I was just browsing the new questions and noticed egreg's recent answer, in which he uses a certain extension from e-TeX and cautions the reader that it is not compatible with Knuth TeX. And so I wondered if this was a real restriction in practice, which does not seem to be answered here, though according to Frank Mittelbach's answer, e-TeX is expected to be available to everyone. Certainly it's been around long enough; hearing "but you need e-TeX" sounds to my ear like "but you need a 386 processor or higher". I can imagine that some hidebound publishers might actually have not updated their TeX in 20 years, and so can Donald Knuth, but why make this kind of allowance in general? Is it because the TeXbook, the standard textbook, does not describe it?
Edit: After barbara beeton's comments and Mike Renfro's answer, I see the need to clarify a bit. My question concerns:
Notable individuals, or notable groups of individuals, who, for some principled reason, do not have e-TeX support in their installations. In this case, I'm curious how this came about.
Institutions or distributions of some kind that do not allow the use of e-TeX by their users, whether or not those users have any particular opinion on the matter. Again, I am curious why.
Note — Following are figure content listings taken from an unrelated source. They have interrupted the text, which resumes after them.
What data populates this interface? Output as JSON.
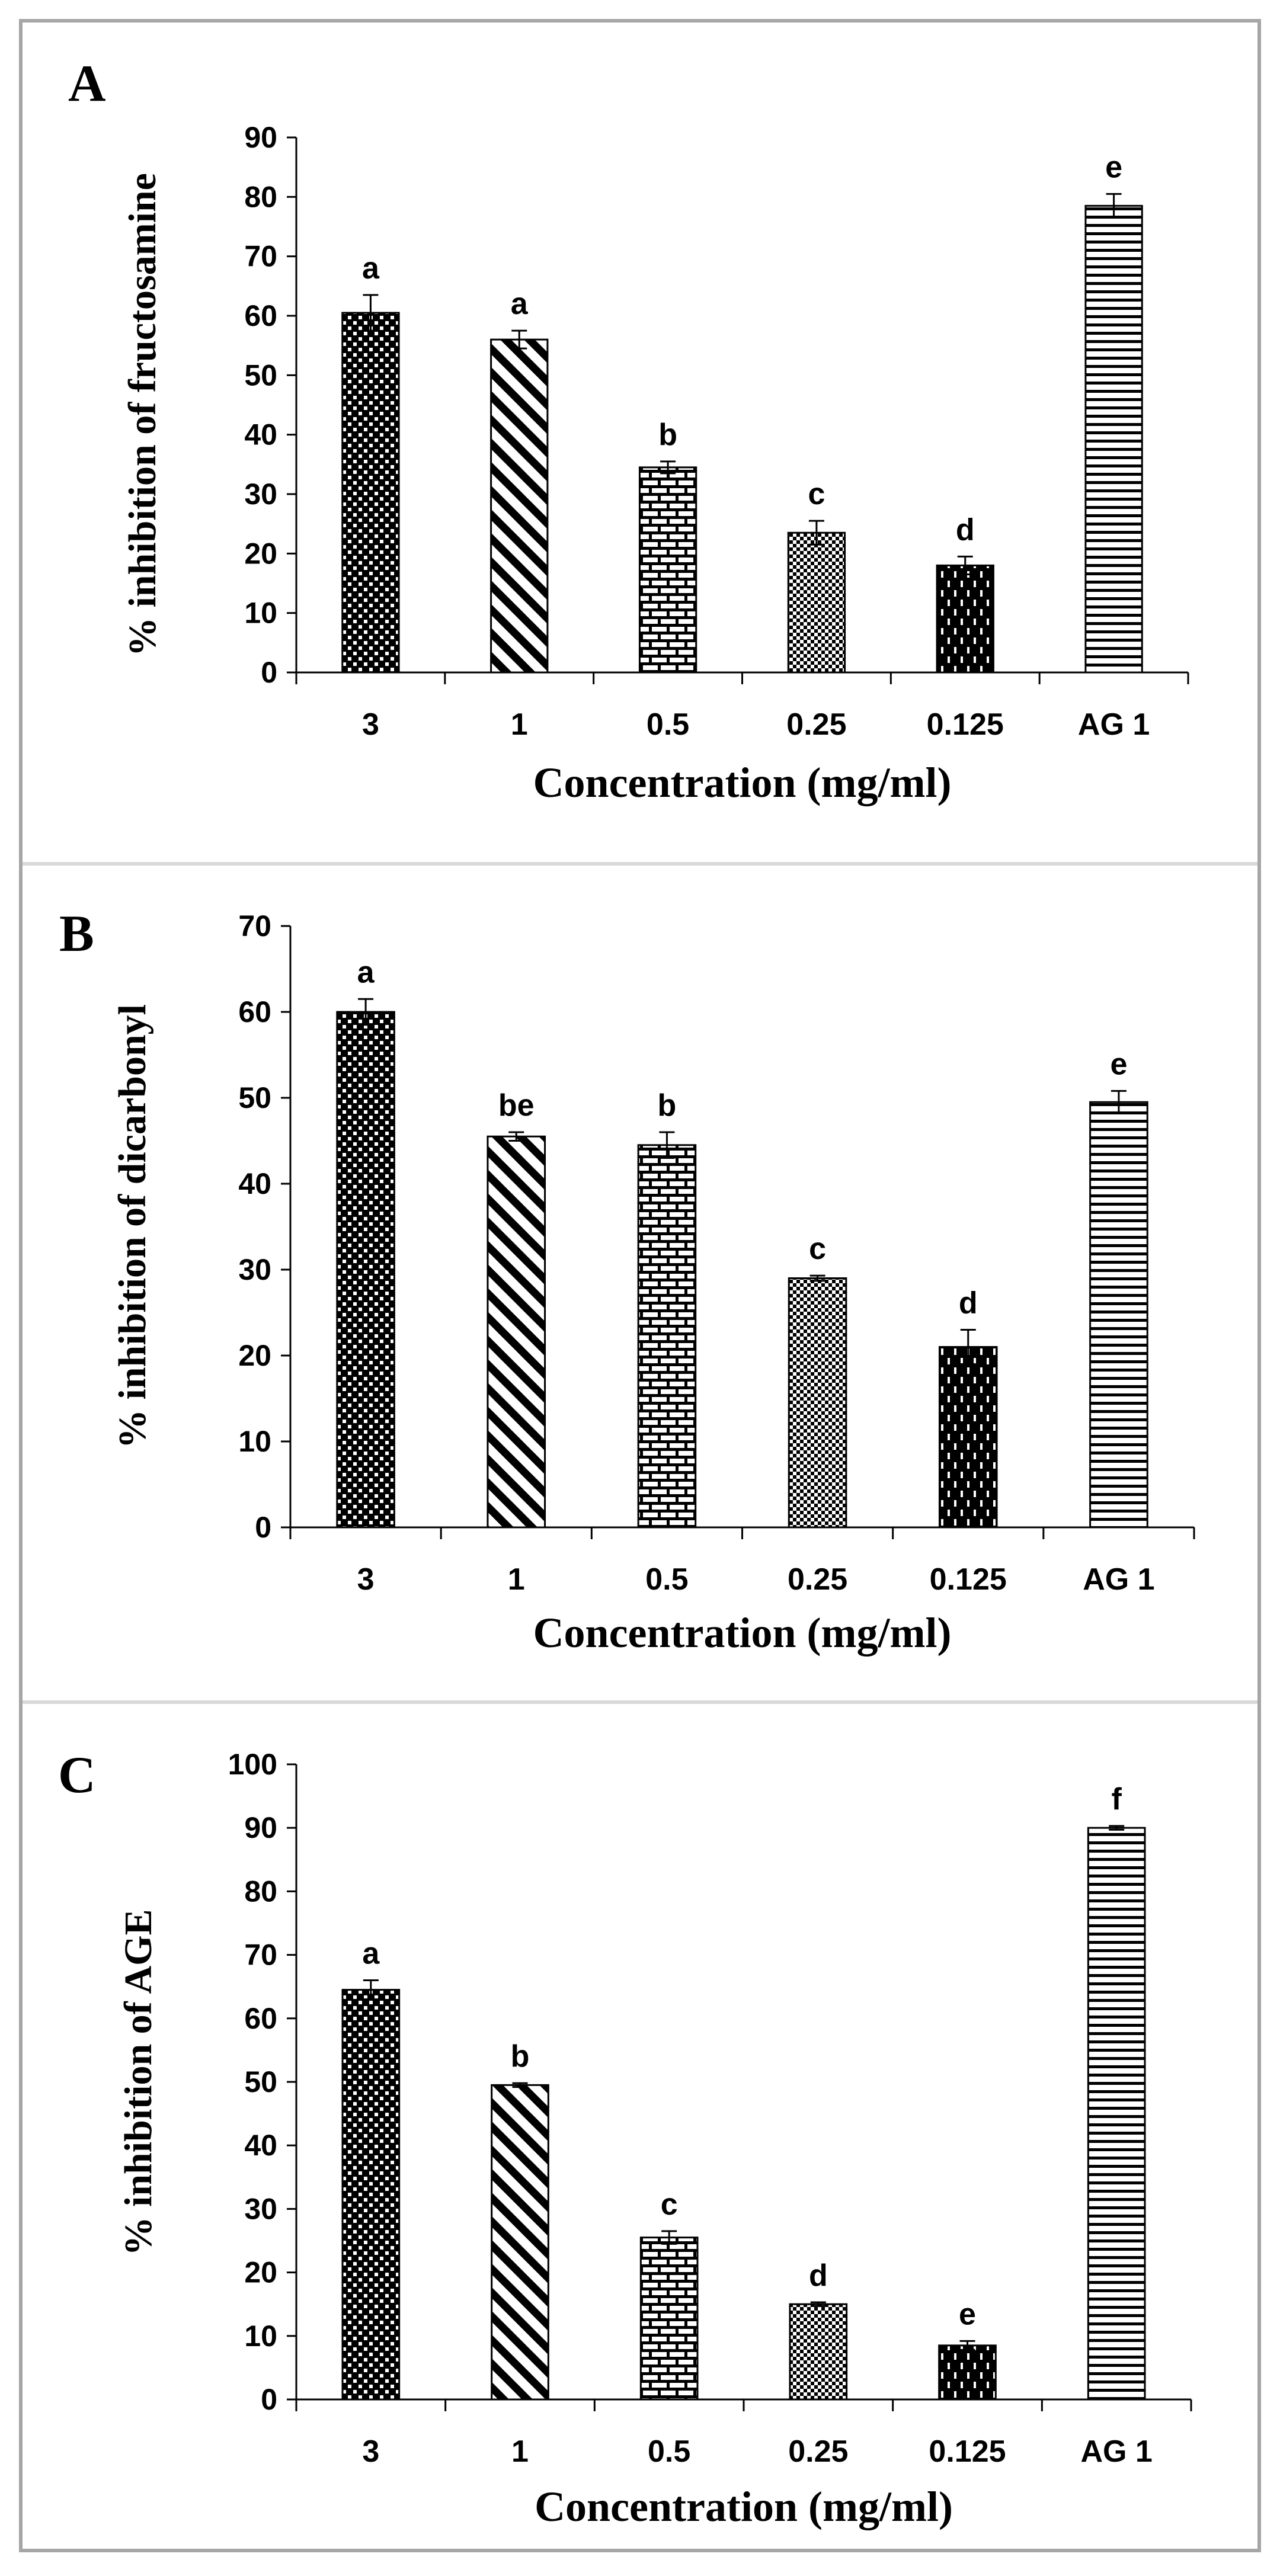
{
  "chart_data": [
    {
      "type": "bar",
      "panel": "A",
      "categories": [
        "3",
        "1",
        "0.5",
        "0.25",
        "0.125",
        "AG 1"
      ],
      "values": [
        60.5,
        56,
        34.5,
        23.5,
        18,
        78.5
      ],
      "errors": [
        3,
        1.5,
        1,
        2,
        1.5,
        2
      ],
      "significance": [
        "a",
        "a",
        "b",
        "c",
        "d",
        "e"
      ],
      "xlabel": "Concentration (mg/ml)",
      "ylabel": "% inhibition of fructosamine",
      "ylim": [
        0,
        90
      ],
      "yticks": [
        0,
        10,
        20,
        30,
        40,
        50,
        60,
        70,
        80,
        90
      ],
      "yticklabels": [
        "0",
        "10",
        "20",
        "30",
        "40",
        "50",
        "60",
        "70",
        "80",
        "90"
      ],
      "patterns": [
        "pat-dots",
        "pat-diag",
        "pat-brick",
        "pat-check",
        "pat-dash",
        "pat-hlines"
      ]
    },
    {
      "type": "bar",
      "panel": "B",
      "categories": [
        "3",
        "1",
        "0.5",
        "0.25",
        "0.125",
        "AG 1"
      ],
      "values": [
        60,
        45.5,
        44.5,
        29,
        21,
        49.5
      ],
      "errors": [
        1.5,
        0.5,
        1.5,
        0.3,
        2,
        1.3
      ],
      "significance": [
        "a",
        "be",
        "b",
        "c",
        "d",
        "e"
      ],
      "xlabel": "Concentration (mg/ml)",
      "ylabel": "% inhibition of dicarbonyl",
      "ylim": [
        0,
        70
      ],
      "yticks": [
        0,
        10,
        20,
        30,
        40,
        50,
        60,
        70
      ],
      "yticklabels": [
        "0",
        "10",
        "20",
        "30",
        "40",
        "50",
        "60",
        "70"
      ],
      "patterns": [
        "pat-dots",
        "pat-diag",
        "pat-brick",
        "pat-check",
        "pat-dash",
        "pat-hlines"
      ]
    },
    {
      "type": "bar",
      "panel": "C",
      "categories": [
        "3",
        "1",
        "0.5",
        "0.25",
        "0.125",
        "AG 1"
      ],
      "values": [
        64.5,
        49.5,
        25.5,
        15,
        8.5,
        90
      ],
      "errors": [
        1.5,
        0.3,
        1,
        0.3,
        0.7,
        0.3
      ],
      "significance": [
        "a",
        "b",
        "c",
        "d",
        "e",
        "f"
      ],
      "xlabel": "Concentration (mg/ml)",
      "ylabel": "% inhibition of AGE",
      "ylim": [
        0,
        100
      ],
      "yticks": [
        0,
        10,
        20,
        30,
        40,
        50,
        60,
        70,
        80,
        90,
        100
      ],
      "yticklabels": [
        "0",
        "10",
        "20",
        "30",
        "40",
        "50",
        "60",
        "70",
        "80",
        "90",
        "100"
      ],
      "patterns": [
        "pat-dots",
        "pat-diag",
        "pat-brick",
        "pat-check",
        "pat-dash",
        "pat-hlines"
      ]
    }
  ],
  "colors": {
    "bar_stroke": "#000000",
    "frame": "#a6a6a6",
    "divider": "#d9d9d9",
    "text": "#000000"
  }
}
Basically, to what extent is e-TeX the default, and what's the deal with the exceptions? The second point actually excludes the AMS, since as barbara says, they actually go to great lengths to maintain consistency despite updating their system (though I would like to know if any new papers or books are produced under conditions that exclude e-TeX). But the ACS is an example that Joseph Wright explained well. And in the first point, I suppose Knuth himself (barbara's answer) is an example, as is the PGF project (percusse's comment), though why the PGF project excludes e-TeX is sort of begging the question, since it seems to be to support users that don't use e-TeX.